Pero tal vez es el fin sólo de ese mundo. Si uno evita el torrente de noticias sobre las últimas tragedias y horrores que, por alguna razón, se ofrecen con enorme gusto, de repente se asoman otras cosas.

Algunas son cotidianas: maestros que educan al próximo Martin Luther King o Albert Einstein, o a los poetas de la próxima generación, a pesar de las reformas que tienen el propósito de aplastar la dignidad, la imaginación, la belleza y casi todo lo noble (eso no cabe en un examen estandarizado ni genera lana para las empresas y financieros detrás de estas reformas).

También hay, todos los días, música subterránea que rompe con su belleza lo gris de lo que nos prometen los expertos sobre el fin del mundo. De pronto aparece un reggae tocado por un grupo que durante el día labora en construcción; unos músicos veracruzanos que rescatan su identidad, y por ello, la de todos, con sus bandas de pueblo después de que laboran 12 horas lavando coches; tambores árabes o africanos en parques, que invitan con sus ritmos antiguos a festejar el ahora, y de ahí, el mañana.

Más allá de eso, hay iniciativas para juntar a personas –el acto más básico de la civilización humana– para contarse cuentos, guardar la memoria colectiva, intercambiar experiencias, defenderse y conspirar en crear otro futuro.
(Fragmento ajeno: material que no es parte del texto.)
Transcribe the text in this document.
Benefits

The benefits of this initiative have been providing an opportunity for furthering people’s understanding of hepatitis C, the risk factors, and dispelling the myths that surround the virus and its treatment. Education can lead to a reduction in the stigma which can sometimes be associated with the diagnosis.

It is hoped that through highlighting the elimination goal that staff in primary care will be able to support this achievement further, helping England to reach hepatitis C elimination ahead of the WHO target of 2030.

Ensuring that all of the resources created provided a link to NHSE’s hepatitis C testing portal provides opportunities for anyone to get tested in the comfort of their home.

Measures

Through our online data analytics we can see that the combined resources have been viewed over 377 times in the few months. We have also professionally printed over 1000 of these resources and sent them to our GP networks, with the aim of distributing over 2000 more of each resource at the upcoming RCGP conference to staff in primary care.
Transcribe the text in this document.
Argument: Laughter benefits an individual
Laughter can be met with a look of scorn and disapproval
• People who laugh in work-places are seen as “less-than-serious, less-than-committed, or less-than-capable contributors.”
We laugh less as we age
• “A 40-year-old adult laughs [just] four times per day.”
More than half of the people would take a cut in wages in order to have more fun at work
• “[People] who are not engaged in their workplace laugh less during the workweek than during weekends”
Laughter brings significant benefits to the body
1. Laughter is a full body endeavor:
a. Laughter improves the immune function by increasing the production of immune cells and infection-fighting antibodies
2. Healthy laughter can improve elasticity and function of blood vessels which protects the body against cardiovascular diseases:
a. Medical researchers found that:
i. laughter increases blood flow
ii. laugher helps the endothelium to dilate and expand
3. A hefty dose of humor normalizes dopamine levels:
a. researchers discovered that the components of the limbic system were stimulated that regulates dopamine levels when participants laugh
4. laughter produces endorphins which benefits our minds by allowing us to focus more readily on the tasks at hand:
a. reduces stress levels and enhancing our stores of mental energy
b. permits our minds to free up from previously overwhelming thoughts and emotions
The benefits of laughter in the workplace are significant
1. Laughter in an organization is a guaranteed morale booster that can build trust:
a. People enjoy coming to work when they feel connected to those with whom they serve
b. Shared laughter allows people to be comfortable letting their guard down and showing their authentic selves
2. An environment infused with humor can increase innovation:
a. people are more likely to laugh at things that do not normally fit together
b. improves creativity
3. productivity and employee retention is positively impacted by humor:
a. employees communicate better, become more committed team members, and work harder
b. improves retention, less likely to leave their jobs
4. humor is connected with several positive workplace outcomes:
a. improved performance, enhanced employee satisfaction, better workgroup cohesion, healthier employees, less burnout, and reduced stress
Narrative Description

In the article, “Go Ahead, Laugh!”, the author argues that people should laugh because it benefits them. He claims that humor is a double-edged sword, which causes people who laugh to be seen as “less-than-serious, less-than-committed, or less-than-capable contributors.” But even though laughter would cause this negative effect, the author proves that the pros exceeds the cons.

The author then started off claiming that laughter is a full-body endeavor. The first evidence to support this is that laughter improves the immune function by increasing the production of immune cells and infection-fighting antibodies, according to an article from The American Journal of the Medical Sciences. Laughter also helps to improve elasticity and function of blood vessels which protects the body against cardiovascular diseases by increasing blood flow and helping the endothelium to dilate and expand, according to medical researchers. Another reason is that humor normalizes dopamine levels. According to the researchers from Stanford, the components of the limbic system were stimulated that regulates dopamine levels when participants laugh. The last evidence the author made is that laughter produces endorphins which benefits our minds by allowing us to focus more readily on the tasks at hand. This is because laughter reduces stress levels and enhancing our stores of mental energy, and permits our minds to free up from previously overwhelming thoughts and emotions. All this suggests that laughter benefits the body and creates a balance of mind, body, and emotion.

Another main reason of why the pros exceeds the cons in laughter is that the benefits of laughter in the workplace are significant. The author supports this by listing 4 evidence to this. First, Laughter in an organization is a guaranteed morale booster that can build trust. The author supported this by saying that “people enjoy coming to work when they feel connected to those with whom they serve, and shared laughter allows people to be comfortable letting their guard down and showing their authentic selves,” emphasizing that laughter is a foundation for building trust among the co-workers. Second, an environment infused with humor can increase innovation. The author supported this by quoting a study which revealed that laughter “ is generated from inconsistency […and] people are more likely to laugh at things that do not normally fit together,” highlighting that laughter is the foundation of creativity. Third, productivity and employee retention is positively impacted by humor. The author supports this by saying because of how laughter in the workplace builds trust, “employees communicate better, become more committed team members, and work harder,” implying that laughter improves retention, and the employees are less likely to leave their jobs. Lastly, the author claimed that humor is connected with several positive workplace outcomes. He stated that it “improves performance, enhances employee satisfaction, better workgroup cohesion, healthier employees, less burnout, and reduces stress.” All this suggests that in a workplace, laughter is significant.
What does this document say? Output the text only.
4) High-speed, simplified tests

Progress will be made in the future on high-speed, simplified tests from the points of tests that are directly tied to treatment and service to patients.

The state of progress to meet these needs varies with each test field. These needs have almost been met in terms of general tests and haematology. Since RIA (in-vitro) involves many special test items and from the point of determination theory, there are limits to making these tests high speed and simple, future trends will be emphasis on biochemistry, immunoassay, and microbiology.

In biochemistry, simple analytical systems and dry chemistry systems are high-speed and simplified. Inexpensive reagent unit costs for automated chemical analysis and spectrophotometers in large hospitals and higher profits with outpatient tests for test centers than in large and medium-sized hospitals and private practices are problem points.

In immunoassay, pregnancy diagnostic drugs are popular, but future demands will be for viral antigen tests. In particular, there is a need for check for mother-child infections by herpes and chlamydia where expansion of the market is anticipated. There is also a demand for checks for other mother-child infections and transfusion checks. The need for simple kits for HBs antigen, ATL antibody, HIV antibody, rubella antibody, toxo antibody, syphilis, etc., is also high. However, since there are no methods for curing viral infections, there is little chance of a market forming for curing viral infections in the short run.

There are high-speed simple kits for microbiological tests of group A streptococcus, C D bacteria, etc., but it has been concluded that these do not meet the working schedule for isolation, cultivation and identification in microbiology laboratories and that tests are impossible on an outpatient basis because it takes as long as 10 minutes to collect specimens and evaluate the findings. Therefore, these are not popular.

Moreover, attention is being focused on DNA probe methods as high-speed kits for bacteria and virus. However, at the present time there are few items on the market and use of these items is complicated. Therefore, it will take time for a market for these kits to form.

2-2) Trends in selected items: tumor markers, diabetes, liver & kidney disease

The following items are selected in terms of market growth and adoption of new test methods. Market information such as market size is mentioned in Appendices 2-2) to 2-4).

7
Eso ocurre en los campos de Florida con la Coalición de Trabajadores de Immokalee, en los sótanos de iglesias en Sunset Park, Brooklyn, en centros de cultura y educación popular en las montañas de Tenesi (el Highlander Center), como a través del hip-hop radical en las calles de este país, entre otros.

Hay múltiples luchas y acciones en contra del fin del mundo por todo el país, desde las recientes acciones directas de inmigrantes y sus aliados en Arizona y San Francisco para físicamente detener deportaciones como las de los jóvenes indocumentados que desafían a las autoridades de migración gritando indocumentado y sin temor, y, por otro lado, un creciente movimiento, cada vez más amplio y resuelto, contra la construcción de oleoductos y la extracción de petróleo por el método de fracking. También hay iniciativas locales contra la violencia entre jóvenes en las calles de Chicago, o esfuerzos sociales por recuperar vivienda para los que perdieron sus casas en la crisis hipotecaria.

A la vez, hay un fenómeno de largo plazo para construir bases económicas que buscan evadir el modelo económico bajo control de Wall Street. Gar Alperovitz, profesor de economía política en la Universidad de Maryland, comenta que, ante la aceleración de la desigualdad económica que está poniendo en jaque la vida democrática del país, “el creciente dolor económico y social está produciendo condiciones de las que varias nuevas formas de democratización –de propiedad, riqueza e instituciones– empiezan a surgir”.

Hoy día, unos 130 millones de estadunidenses son miembros de cooperativas de consumo, producción y crédito, y más de 10 millones participan de alguna manera en empresas propiedad de los trabajadores. También hay miles de empresas sociales manejadas de manera democrática para ganar dinero y cumplir con un propósito social más amplio de renovación comunitaria, desarrollo sustentable y redistribución de riqueza, reporta un artículo en The Nation.

Alperovitz señala que hay iniciativas que establecen redes de producción y consumo, y también de apoyo mutuo. Por ejemplo, el sindicato siderúrgico USW, el de servicios SEIU y la Corporación Mondragón del País Vasco –modelo integrado de múltiples cooperativas y más de 80 mil personas– anunciaron una campaña para ayudar a generar empresas cooperativas sindicales de propiedad de sus trabajadores en Estados Unidos.

Tal vez otro mundo no sólo es posible, sino que ya se está construyendo.